The main man, or deer, asked the Editor how the kitchen should cook her duck and the kitchen complied; it was rare just past bloody. The crispy skin is a restaurant rarity, alone worth a return. As usual these days all you get is boneless breast, except that Gravy makes confit of the legs to make hash. It comes with the dish and comes with an egg. The egg might have been runnier and should have been duck’s, but was good for all that, a suitable comfort foil for the hash and the meat.
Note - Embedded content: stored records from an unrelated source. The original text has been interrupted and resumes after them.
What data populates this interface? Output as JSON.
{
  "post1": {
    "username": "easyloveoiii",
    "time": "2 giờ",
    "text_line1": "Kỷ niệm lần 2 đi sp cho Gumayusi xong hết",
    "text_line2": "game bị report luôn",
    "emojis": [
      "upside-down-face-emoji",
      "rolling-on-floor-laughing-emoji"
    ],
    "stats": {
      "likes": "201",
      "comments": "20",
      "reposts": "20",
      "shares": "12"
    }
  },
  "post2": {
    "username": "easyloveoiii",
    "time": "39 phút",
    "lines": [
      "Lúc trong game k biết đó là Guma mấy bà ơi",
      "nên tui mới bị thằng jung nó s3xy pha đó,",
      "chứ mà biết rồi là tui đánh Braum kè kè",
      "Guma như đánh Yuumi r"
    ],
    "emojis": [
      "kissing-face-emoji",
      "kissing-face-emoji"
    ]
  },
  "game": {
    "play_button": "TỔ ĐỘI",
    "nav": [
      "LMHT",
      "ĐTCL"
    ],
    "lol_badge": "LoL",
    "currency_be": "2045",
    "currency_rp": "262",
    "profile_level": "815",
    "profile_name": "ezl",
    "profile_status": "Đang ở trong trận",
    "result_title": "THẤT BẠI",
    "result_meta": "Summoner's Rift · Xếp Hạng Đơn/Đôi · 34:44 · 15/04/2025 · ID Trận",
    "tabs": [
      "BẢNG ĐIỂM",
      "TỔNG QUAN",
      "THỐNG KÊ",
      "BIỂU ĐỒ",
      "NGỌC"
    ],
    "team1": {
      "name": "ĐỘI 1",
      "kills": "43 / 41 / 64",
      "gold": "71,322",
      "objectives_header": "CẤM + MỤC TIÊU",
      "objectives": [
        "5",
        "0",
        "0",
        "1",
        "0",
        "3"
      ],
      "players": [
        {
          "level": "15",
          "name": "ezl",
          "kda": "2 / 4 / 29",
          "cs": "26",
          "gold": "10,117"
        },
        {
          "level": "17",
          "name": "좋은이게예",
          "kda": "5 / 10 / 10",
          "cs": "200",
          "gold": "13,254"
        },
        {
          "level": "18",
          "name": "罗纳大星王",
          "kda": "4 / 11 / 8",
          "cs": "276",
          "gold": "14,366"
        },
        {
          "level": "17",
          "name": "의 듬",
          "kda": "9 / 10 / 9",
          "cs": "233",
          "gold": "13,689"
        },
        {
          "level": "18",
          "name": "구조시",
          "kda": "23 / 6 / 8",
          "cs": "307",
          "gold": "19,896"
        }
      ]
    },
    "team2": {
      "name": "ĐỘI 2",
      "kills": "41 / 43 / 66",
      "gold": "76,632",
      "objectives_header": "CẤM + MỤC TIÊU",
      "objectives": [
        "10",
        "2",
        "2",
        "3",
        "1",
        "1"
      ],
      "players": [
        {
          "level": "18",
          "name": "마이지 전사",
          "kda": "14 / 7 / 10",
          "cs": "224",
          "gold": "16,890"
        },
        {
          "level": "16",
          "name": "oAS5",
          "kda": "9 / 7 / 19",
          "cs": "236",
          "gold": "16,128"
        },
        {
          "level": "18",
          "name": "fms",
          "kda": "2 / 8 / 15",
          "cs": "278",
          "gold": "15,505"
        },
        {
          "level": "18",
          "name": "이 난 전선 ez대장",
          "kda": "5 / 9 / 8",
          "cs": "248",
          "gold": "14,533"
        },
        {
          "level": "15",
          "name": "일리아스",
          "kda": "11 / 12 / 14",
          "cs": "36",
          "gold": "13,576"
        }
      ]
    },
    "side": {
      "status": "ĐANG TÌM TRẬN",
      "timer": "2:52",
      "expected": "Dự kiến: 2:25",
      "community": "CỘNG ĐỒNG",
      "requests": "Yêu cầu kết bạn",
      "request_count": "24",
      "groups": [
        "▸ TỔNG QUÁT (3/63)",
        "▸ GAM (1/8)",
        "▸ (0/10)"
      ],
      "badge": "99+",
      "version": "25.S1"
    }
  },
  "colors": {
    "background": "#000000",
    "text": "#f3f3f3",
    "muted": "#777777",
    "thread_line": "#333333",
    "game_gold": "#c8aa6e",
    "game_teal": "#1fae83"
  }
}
Finally here there was bog. We like bog and liked this one. Gravy calls it a “Sullivan Island Bog,” a name both mysterious and unexplained. It must be a Low Country place because this one is based on red rice, a tomato tinged Carolina staple. There was charred tomato too, and andouille, but shellfish is the star; a big grilled prawn, tiny crawfish, mussels and squid and more Yankee scallops. All of this was quite a distance beyond reproach.

We did not dare risk dessert; it was getting late and anyway portions were large.

Gravy has been operating for nearly a year, so either we found them on an unfortunate night or they still have some lingering kinks to uncurl. There is nothing wrong with this kitchen or bar, however, and prices are fair for wine as well as food. They also have several species of Abita beer, all hard to find in New York, on tap. We will return in patient hope.